Воцарилось тягостное молчание. Никто не решался взглянуть в глаза друг другу, точно каждый тут был вором. Опустил голову и Лева. Герман замер, как аист, на одной ноге и сказал:
— Тут каждый гриб, каждую ягодку в лагерь тащишь, чтобы вместе съесть, а он… Теперь понятно, почему фаршем в борще не пахло: он просто не попадал туда… Э-э! Да что тут много рассусоливать! Выгнать! К чертовой матери! Вот и весь мой сказ. Больше ноги не терпят, — и побежал в палатку.
Проводив взглядом Германа и как бы возражая ему, Александр Григорьевич с сомнением покачал головой:
— Однако, дорогу не найдет. Замерзнет в камнях. Живой человек. Как же можно выгнать?
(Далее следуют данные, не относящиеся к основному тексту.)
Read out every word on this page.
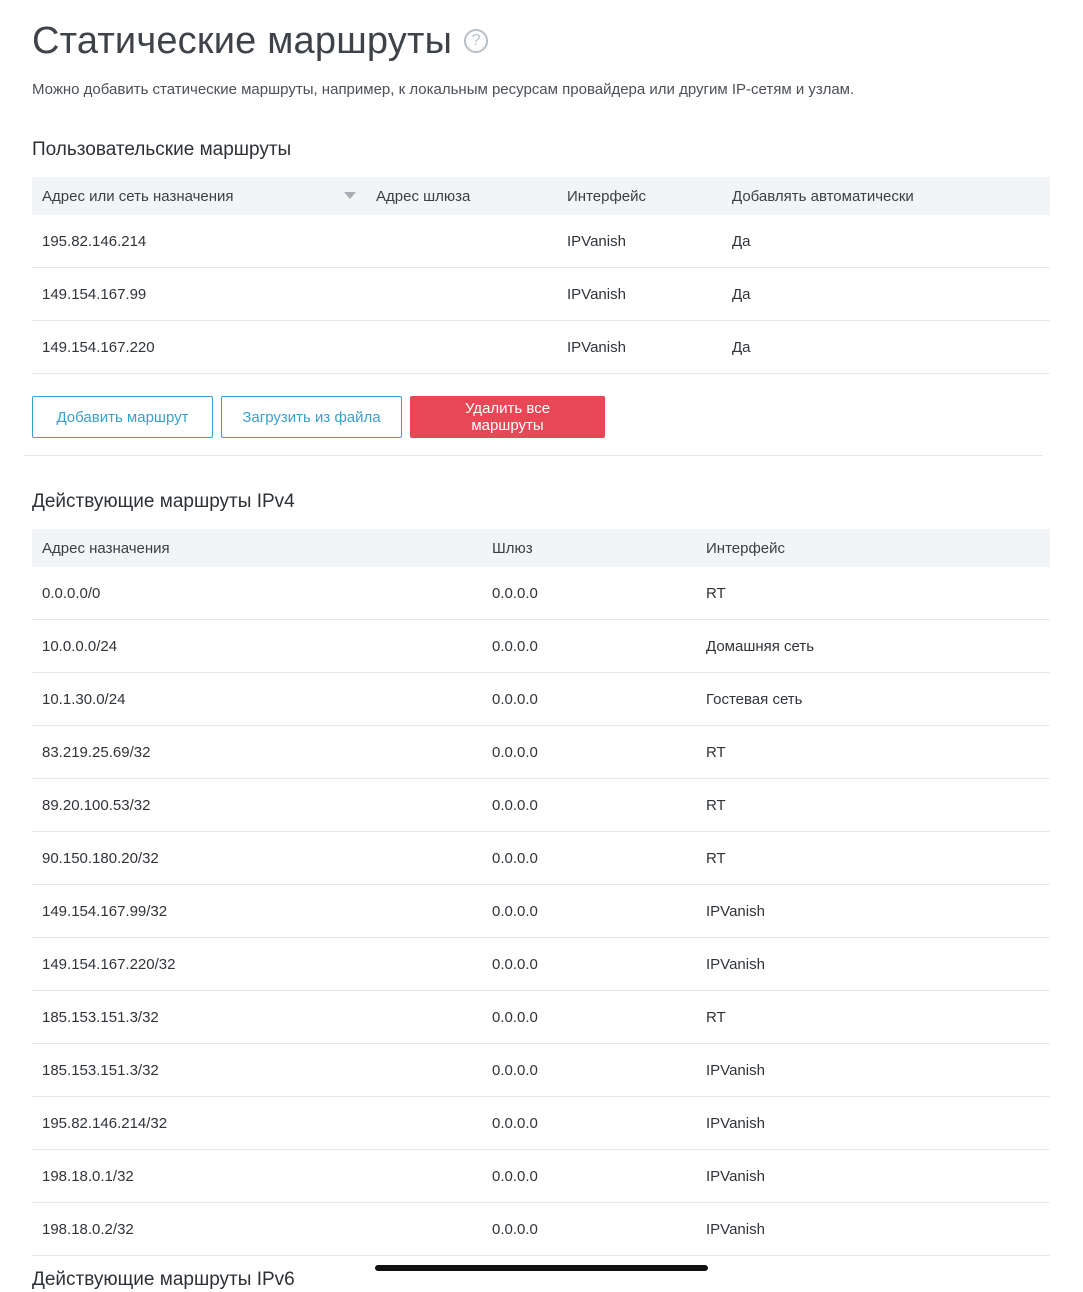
Статические маршруты	?

Можно добавить статические маршруты, например, к локальным ресурсам провайдера или другим IP-сетям и узлам.

Пользовательские маршруты
Адрес или сеть назначения	Адрес шлюза	Интерфейс	Добавлять автоматически
195.82.146.214		IPVanish	Да
149.154.167.99		IPVanish	Да
149.154.167.220		IPVanish	Да
Добавить маршрут	Загрузить из файла	Удалить все маршруты
Действующие маршруты IPv4
Адрес назначения	Шлюз	Интерфейс
0.0.0.0/0	0.0.0.0	RT
10.0.0.0/24	0.0.0.0	Домашняя сеть
10.1.30.0/24	0.0.0.0	Гостевая сеть
83.219.25.69/32	0.0.0.0	RT
89.20.100.53/32	0.0.0.0	RT
90.150.180.20/32	0.0.0.0	RT
149.154.167.99/32	0.0.0.0	IPVanish
149.154.167.220/32	0.0.0.0	IPVanish
185.153.151.3/32	0.0.0.0	RT
185.153.151.3/32	0.0.0.0	IPVanish
195.82.146.214/32	0.0.0.0	IPVanish
198.18.0.1/32	0.0.0.0	IPVanish
198.18.0.2/32	0.0.0.0	IPVanish
Действующие маршруты IPv6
— Конечно, в теперешних условиях мы не имеем права гнать его от себя, — сказала Маша. — Ну а как жить рядом? Даже в глаза ему стыдно глядеть. Эх, Лева, Лева, смотри, никто ведь из нас не умер на голодном пайке. И с тобой бы ничего не случилось. Десять лет я работаю в партиях, не в такой переплет попадали. Всякое бывало. Но чтоб красть хлеб у своих — этого не бывало. Не припомню.
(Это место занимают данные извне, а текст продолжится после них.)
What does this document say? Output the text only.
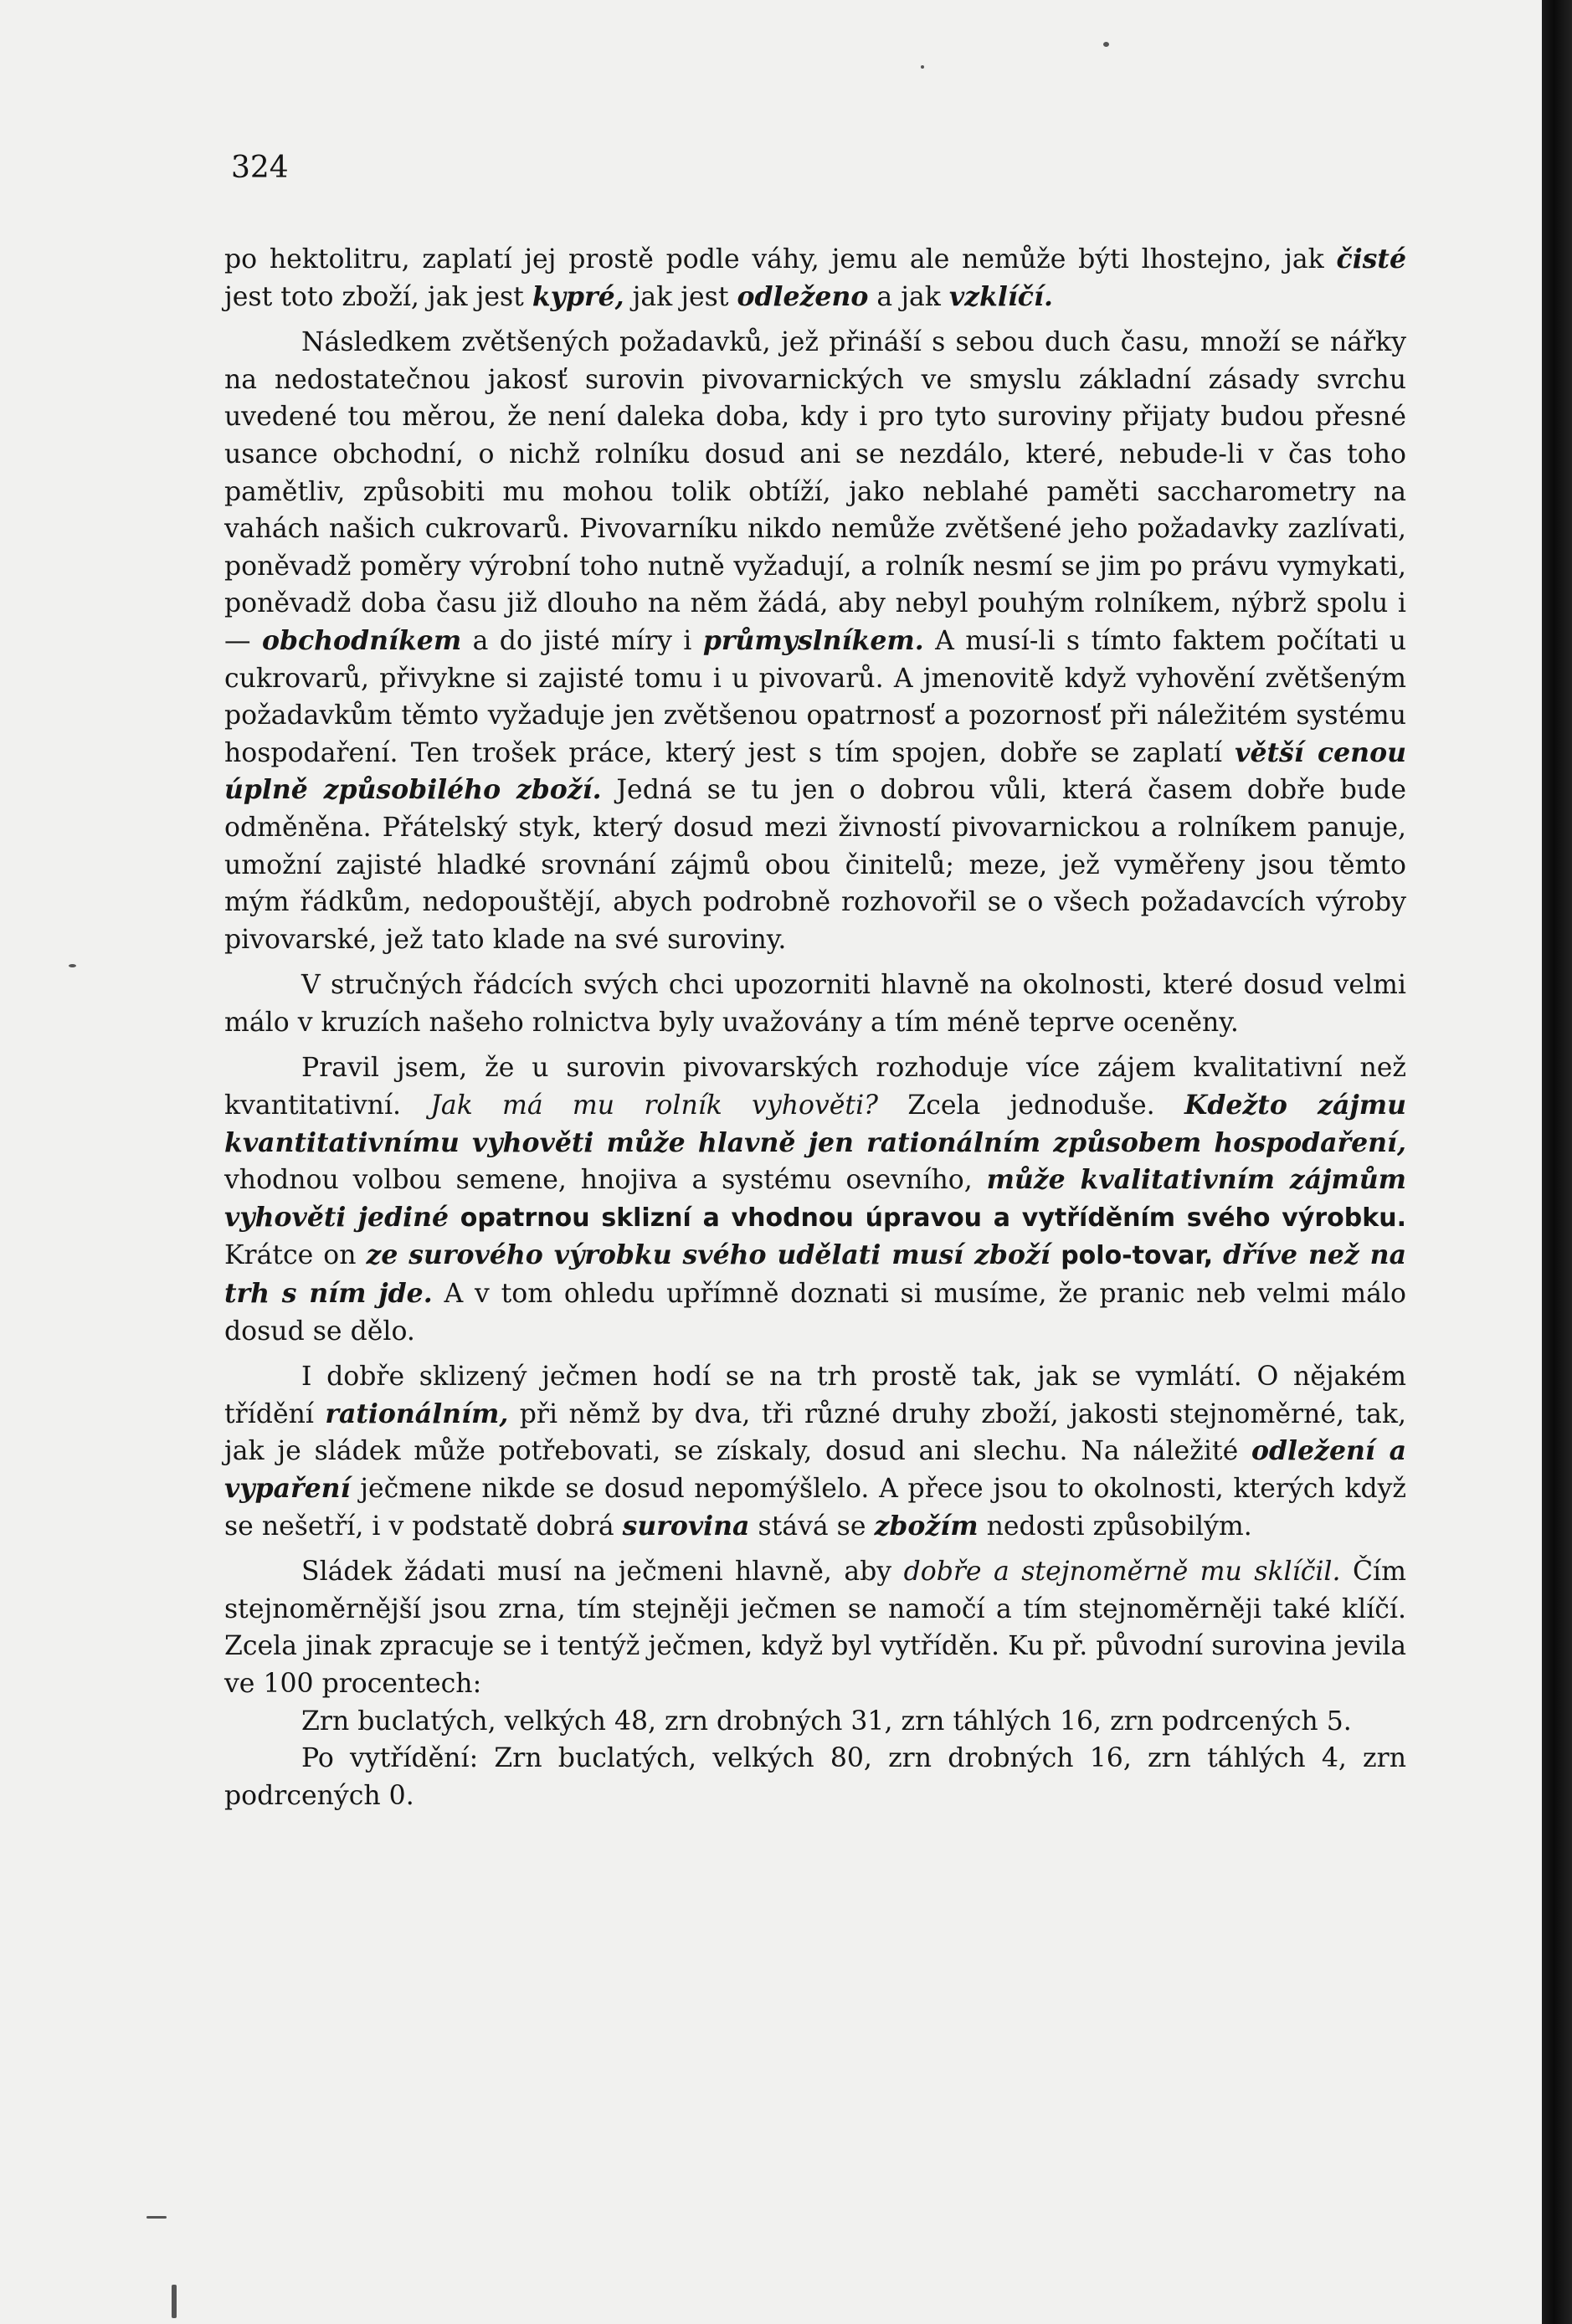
324

po hektolitru, zaplatí jej prostě podle váhy, jemu ale nemůže býti lhostejno, jak čisté jest toto zboží, jak jest kypré, jak jest odleženo a jak vzklíčí.

Následkem zvětšených požadavků, jež přináší s sebou duch času, množí se nářky na nedostatečnou jakosť surovin pivovarnických ve smyslu základní zásady svrchu uvedené tou měrou, že není daleka doba, kdy i pro tyto suroviny přijaty budou přesné usance obchodní, o nichž rolníku dosud ani se nezdálo, které, nebude-li v čas toho pamětliv, způsobiti mu mohou tolik obtíží, jako neblahé paměti saccharometry na vahách našich cukrovarů. Pivovarníku nikdo nemůže zvětšené jeho požadavky zazlívati, poněvadž poměry výrobní toho nutně vyžadují, a rolník nesmí se jim po právu vymykati, poněvadž doba času již dlouho na něm žádá, aby nebyl pouhým rolníkem, nýbrž spolu i — obchodníkem a do jisté míry i průmyslníkem. A musí-li s tímto faktem počítati u cukrovarů, přivykne si zajisté tomu i u pivovarů. A jmenovitě když vyhovění zvětšeným požadavkům těmto vyžaduje jen zvětšenou opatrnosť a pozornosť při náležitém systému hospodaření. Ten trošek práce, který jest s tím spojen, dobře se zaplatí větší cenou úplně způsobilého zboží. Jedná se tu jen o dobrou vůli, která časem dobře bude odměněna. Přátelský styk, který dosud mezi živností pivovarnickou a rolníkem panuje, umožní zajisté hladké srovnání zájmů obou činitelů; meze, jež vyměřeny jsou těmto mým řádkům, nedopouštějí, abych podrobně rozhovořil se o všech požadavcích výroby pivovarské, jež tato klade na své suroviny.

V stručných řádcích svých chci upozorniti hlavně na okolnosti, které dosud velmi málo v kruzích našeho rolnictva byly uvažovány a tím méně teprve oceněny.

Pravil jsem, že u surovin pivovarských rozhoduje více zájem kvalitativní než kvantitativní. Jak má mu rolník vyhověti? Zcela jednoduše. Kdežto zájmu kvantitativnímu vyhověti může hlavně jen rationálním způsobem hospodaření, vhodnou volbou semene, hnojiva a systému osevního, může kvalitativním zájmům vyhověti jediné opatrnou sklizní a vhodnou úpravou a vytříděním svého výrobku. Krátce on ze surového výrobku svého udělati musí zboží polo-tovar, dříve než na trh s ním jde. A v tom ohledu upřímně doznati si musíme, že pranic neb velmi málo dosud se dělo.

I dobře sklizený ječmen hodí se na trh prostě tak, jak se vymlátí. O nějakém třídění rationálním, při němž by dva, tři různé druhy zboží, jakosti stejnoměrné, tak, jak je sládek může potřebovati, se získaly, dosud ani slechu. Na náležité odležení a vypaření ječmene nikde se dosud nepomýšlelo. A přece jsou to okolnosti, kterých když se nešetří, i v podstatě dobrá surovina stává se zbožím nedosti způsobilým.

Sládek žádati musí na ječmeni hlavně, aby dobře a stejnoměrně mu sklíčil. Čím stejnoměrnější jsou zrna, tím stejněji ječmen se namočí a tím stejnoměrněji také klíčí. Zcela jinak zpracuje se i tentýž ječmen, když byl vytříděn. Ku př. původní surovina jevila ve 100 procentech:

Zrn buclatých, velkých 48, zrn drobných 31, zrn táhlých 16, zrn podrcených 5.

Po vytřídění: Zrn buclatých, velkých 80, zrn drobných 16, zrn táhlých 4, zrn podrcených 0.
— Теперь будет что припомнить, — вскинув голову, усмехнулся Лева.
— Ни черта ты не понимаешь, — махнула рукой Маша и, поворотившись, расстроенная, побрела в палатку.
Первый гнев отхлынул от сердца, и Коркин мог трезво подумать о случившемся. Маша права: гнать Леву они не имеют права — пропадет. Да и бессмысленно гнать. Даже если не пропадет и выйдет за двести верст в Саранпауль, ничего хорошего из этого не получится. Устроится в другую партию и снова залезет в общественный мешок — такие уж руки! И выходит, выгнать — все равно что щуку выбросить в реку. Нет уж, пускай поработает здесь. Пускай показнится на наших глазах. Это ему полезно. Да к тому же в партии каждый человек на счету.
— Ну а сам что скажешь? — хмуро спросил Коркин.
— Виноват, никуда не попрешь. Факт налицо, — и кивнул на рассыпанные в снегу сухари.
— А впредь как будет?
— Впредь? Брать-то нечего — все съели, — прежним шутовским тоном произнес Лева, но тут же горячо поправился: — Руки отрубите — больше ничего не возьму!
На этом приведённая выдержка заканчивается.